Stunned, I watched her retreating back as she headed towards the red-brick farmhouse in the centre of the yard that she had called home since she took the place on from my grandmother in her early twenties. She had never married 'uncle' Frank hence she and my mother were still both 'Downes'. It hit her hard when he passed some six years earlier and I knew she sometimes found running the yard alone a challenge.
I went home in a daze and by the end of the evening, my bewilderment and disbelief had turned into an all-consuming rage.
What fucking use was I to anybody as a horse-whisperer? I wanted to be a girl-whisperer, but some cruel twist of fate meant that if I got close enough to a girl to whisper in her ear, she would be repulsed by my moonscape of a face.
When I finally did find a girl I could converse normally with and relate to, any fleeting thoughts of a roll in the hay with her were firmly dashed a few weeks after she joined the yard as head lass.

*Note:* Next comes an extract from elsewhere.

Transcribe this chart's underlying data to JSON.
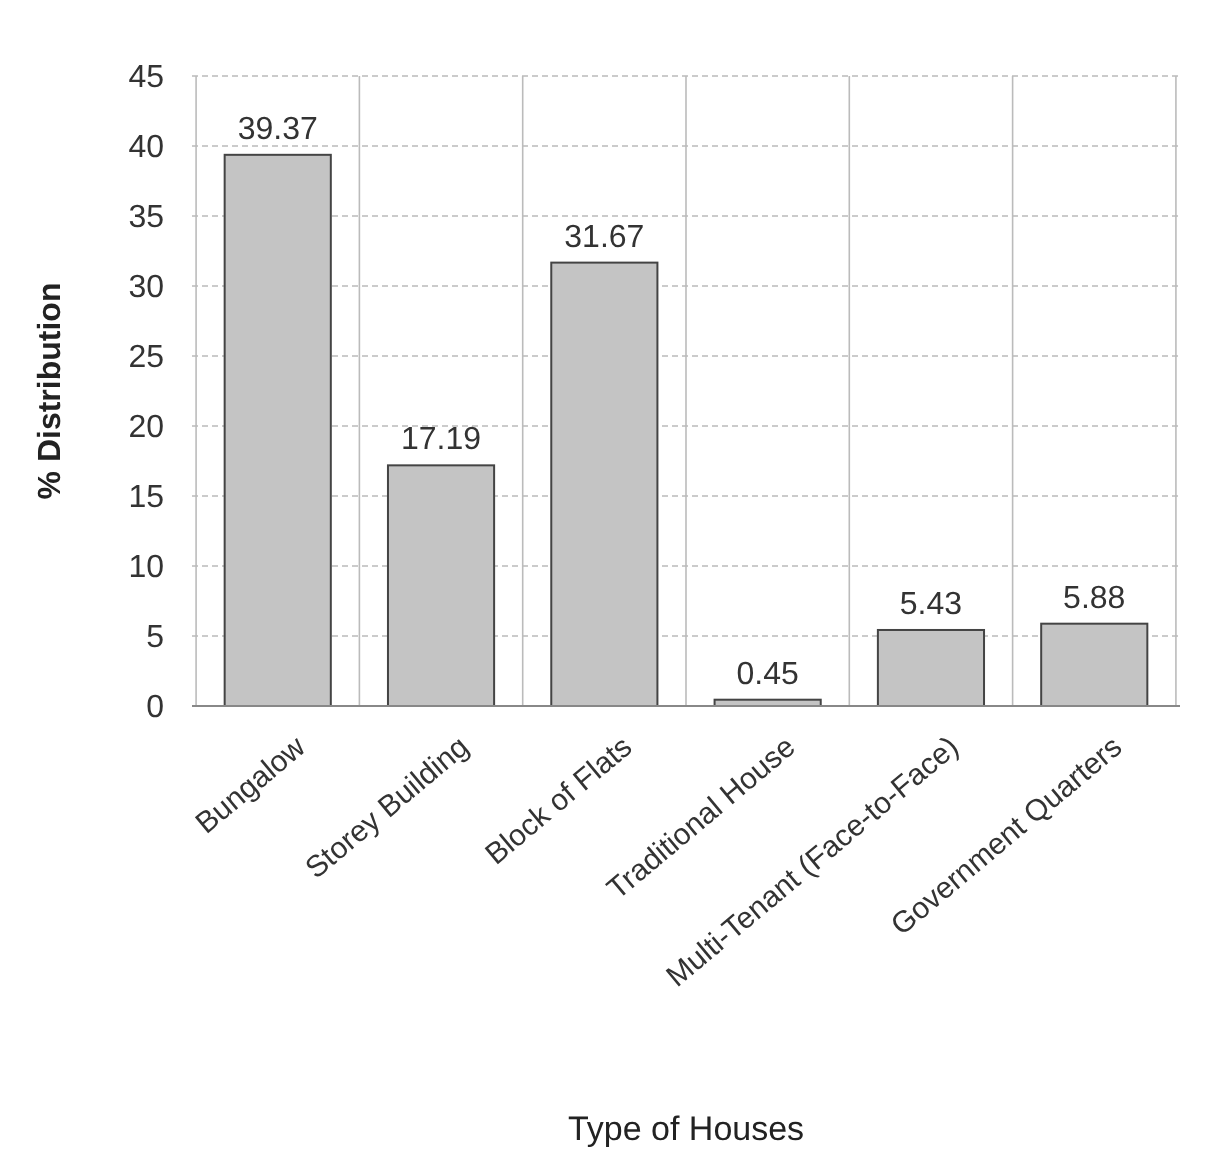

Daisy was a typically blunt and bluff Yorkshire girl. I immediately took to her as she was one of the first girls that knew me after my eruptions had subsided, so there was no 'prior'. Big, earthy and robust, I harboured fantasies that she would be the first to make a man of me. I was then eighteen and she was in her mid-twenties. Many a night, I thought about us closing up the yard and retiring to a vacant stall for a rough and tumble in the hay.
A few weeks into her tenure, that thought, like so many of my other fantasies, was shattered. Having closed up, we walked across the yard; me to my mountain bike, she to her beaten-up old pickup. She opened the door, which looked like it would fall off if she pulled it too hard.
Her broad Yorkshire accent was so warm and comforting. "Sithee tomorrow then, Leo. I'm off for a well-earned few ales. Off to see yer girlfriend are you?"
As ever when the 'G' word was mentioned, I cringed. "No Daze, just off home as usual." I cringed even more at my next line. The lie mocked my craven uselessness with the opposite sex. "Sort of between girlfriends at the moment."
Yeah, like you've ever even kissed a girl, you fucking loser.